Occasionally technology can surprise the living s%&t out of you and make you feel totally connected – to your inner most human – by dialing up the emotion and forgetting all else. Google’s recent advertising and YouTube spots, “Dear Sophie” and “It Gets Better,” illustrate the potential to sell a story better than ever before.
“Dear Sophie” tells a dad’s story of the life and times of his daughter, Sophie, through the prism/functionality of the Chrome browser. It is nimble, poetic and sensitive. It is more a scrapbook than a piece of creative, just as memories are almost always more emotional screen grabs than historical playbacks. The spot shows Sophie as a dynamic life force and growing through life stages right before our eyes, just as Google has.
Ultimately, “Dear Sophie” is supremely moving, touching and filled with heart. All the more amazing? This is a commercial for nothing more than a web browser. Not bad for a company that refused to do commercials of any kind up to this point.

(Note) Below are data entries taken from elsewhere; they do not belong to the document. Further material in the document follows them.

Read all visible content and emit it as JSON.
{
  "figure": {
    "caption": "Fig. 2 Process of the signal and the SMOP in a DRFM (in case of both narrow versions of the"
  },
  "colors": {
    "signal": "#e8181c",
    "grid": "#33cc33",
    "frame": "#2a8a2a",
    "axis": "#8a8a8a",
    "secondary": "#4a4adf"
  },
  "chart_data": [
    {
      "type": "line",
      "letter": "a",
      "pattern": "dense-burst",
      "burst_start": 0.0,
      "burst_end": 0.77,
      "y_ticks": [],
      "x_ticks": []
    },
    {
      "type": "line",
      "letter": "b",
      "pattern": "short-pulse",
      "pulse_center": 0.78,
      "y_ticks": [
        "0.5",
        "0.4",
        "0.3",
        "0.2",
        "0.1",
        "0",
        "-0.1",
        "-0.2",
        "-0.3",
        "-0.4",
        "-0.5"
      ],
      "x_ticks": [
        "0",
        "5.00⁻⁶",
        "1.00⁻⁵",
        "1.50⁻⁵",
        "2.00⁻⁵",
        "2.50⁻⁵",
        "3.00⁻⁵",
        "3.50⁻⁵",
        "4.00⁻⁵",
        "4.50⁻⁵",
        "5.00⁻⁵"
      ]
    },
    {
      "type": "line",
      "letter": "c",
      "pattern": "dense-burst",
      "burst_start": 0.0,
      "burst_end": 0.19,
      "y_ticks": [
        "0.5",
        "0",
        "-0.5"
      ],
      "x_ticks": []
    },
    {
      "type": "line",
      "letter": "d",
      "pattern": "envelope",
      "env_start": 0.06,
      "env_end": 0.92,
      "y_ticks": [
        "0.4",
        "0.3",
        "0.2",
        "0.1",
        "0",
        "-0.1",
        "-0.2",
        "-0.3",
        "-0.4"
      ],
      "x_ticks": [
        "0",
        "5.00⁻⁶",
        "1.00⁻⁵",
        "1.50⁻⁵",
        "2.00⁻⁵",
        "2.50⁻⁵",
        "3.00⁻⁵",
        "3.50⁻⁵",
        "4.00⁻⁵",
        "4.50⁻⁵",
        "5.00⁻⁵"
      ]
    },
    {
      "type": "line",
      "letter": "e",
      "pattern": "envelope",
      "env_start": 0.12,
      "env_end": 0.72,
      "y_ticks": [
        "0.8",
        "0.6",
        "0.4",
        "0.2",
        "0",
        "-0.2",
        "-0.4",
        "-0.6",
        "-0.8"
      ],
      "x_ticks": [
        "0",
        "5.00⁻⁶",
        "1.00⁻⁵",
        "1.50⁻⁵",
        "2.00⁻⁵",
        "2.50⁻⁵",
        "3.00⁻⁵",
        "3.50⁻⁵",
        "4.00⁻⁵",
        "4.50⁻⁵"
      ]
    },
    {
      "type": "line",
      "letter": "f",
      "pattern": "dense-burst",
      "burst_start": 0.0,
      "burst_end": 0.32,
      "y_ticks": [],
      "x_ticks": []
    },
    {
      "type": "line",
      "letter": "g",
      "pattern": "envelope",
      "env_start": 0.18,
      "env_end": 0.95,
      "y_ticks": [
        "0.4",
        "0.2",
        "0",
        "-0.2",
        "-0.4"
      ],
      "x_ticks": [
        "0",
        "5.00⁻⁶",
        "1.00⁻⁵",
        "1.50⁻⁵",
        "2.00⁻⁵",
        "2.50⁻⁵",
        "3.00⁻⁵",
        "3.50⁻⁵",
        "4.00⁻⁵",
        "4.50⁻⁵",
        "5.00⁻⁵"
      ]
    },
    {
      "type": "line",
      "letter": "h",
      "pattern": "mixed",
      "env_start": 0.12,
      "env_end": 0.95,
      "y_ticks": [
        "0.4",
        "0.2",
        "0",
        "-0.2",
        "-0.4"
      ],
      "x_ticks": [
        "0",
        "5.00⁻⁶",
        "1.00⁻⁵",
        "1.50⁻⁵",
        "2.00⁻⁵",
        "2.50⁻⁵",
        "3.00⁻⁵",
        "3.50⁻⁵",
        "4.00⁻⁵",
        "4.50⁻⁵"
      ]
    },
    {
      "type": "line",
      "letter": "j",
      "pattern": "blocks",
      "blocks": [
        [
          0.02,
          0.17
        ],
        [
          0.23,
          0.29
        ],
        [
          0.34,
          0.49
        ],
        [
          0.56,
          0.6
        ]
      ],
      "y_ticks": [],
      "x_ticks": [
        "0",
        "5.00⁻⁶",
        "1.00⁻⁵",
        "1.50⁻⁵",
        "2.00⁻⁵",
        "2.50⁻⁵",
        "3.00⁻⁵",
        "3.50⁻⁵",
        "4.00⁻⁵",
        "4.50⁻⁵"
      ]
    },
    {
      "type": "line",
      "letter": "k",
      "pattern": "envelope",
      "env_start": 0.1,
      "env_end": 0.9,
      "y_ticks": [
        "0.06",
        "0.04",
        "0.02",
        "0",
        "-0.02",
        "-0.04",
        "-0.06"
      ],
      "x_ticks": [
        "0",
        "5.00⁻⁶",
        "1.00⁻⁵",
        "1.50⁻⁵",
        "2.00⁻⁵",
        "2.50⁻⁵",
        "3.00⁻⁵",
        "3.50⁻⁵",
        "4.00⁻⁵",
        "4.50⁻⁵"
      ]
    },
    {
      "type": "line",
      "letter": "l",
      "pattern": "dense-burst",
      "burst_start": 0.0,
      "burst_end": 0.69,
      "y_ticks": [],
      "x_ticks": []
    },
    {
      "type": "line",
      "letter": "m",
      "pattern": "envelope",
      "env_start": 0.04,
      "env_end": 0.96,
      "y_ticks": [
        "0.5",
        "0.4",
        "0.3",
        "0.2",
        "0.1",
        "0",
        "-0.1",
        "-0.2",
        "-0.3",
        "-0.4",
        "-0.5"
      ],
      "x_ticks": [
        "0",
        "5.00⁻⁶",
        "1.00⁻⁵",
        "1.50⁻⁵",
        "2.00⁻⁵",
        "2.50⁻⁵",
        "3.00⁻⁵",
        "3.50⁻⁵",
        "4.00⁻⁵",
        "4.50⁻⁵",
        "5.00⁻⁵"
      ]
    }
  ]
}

The spot Google created for the “It Gets Better” project, an organization whose mission is to prevent/end teen gay, lesbian, and trans-gender suicide by providing a context full of life experiential hope. It is real, if not raw, and frames the promise of “life getting better” by a breadth of people who have “lived the life and earned the right” to share the message of “it gets better”. Pro-social activist “celebrities” including Lady Gaga, Adam Lambert and Woody from Toy Story are featured in the spot.
It is hard to imagine Google telling its story of human engagement, purpose and information clarity better than through these emotionally rich, wonderfully framed spots. Sure, it is a risky way of telling a functional superiority story – the things Chrome does – but if your name is Google and your mission is to change how the world gets information, how do you not put it all out there?